Your passive score (10 + skill bonus) determines what you detect without rolling. A Ranger with a +7 Perception bonus has a passive Perception of 17, automatically spotting anything with a DC of 17 or lower. Rogues with Reliable Talent also treat any roll below 10 as a 10, making passive scores even more reliable.
In D&D 5e, abilities are those big categories that cover a set of actions a character or monster can do, and inside each of them are skills that you can actually specialize in. Proficiency in a skill shows that you mastered one part of that ability and get a bonus for it. Want to know if your character will succeed in a risky task?
Then you roll an ability check. Proficiency in skills shows that you actually worked to master that particular skill
When your character levels up, your proficiency bonus grows according to your level, and indeed that is the only factor that affects it. Your class does not matter. Race also does not alter it.
Only the level decides. Every skill that you are proficient in receives the same bonus, which depends simply on your expeirence level.
D&D 5e has eighteen skills distributed between the six abilities: Athletics, Acrobatics, Sleight of Hand, Stealth, Arcana, History, Investigation, Nature, Religion, Animal Handling, Insight, Medicine, Perception, Survival, Deception, Intimidation, Performance and Persuasion. Some of them show up more often in game than others. Choosing a skill only for thematic reasons; like Religion for background, can seem like you are hurting your self when Perception simply sits here on the table.

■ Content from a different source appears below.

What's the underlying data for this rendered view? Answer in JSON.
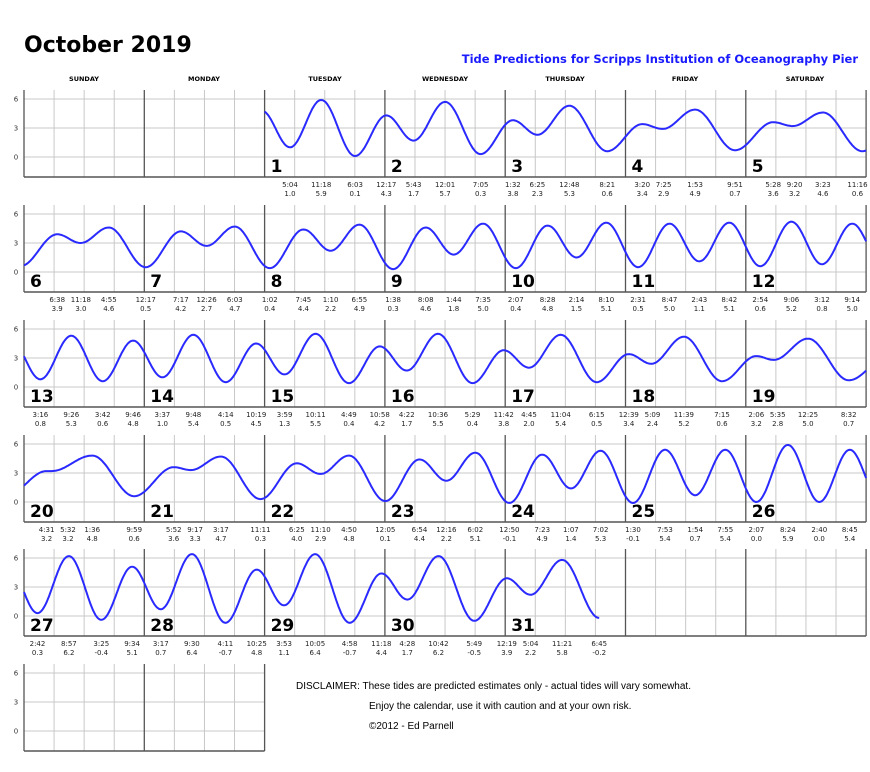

Perception shows up again and again, almost always.
If you rank skills by pure use, Perception and Investigation fight for the first place. Even so Perception wins. Why?
Investigation checks commonly fall under Perception more than you expect, which creates weird discord in the rules.
Athletics is one of the only two skills in 5e with direct combat use in the system. Grappling and shoving; whether you attack or defend, both depend on it. Acrobatics helps against shoving, but to defend yourself in physical fights beyond simply stabbing, Athletics is a must.
Here everything becomes complicated occasionally. You find a spell or situation that seems to require a saving throw, but no, it wants an ability check. For instance Telekinesis: the person resisting rolls a check, not a save.
Weird, but that is how the rules work.
When you create a character, it pays to think how your skills work as a team. It matters more to combine complementary skills than simply choose the strongest alone.
Skill systems in tabletop RPGs are not easy to nail. Designers test several versions before finding something that feels right, and balance is part of the process. The rulebook cannot predict everything, so house rules almost alwayscreep in.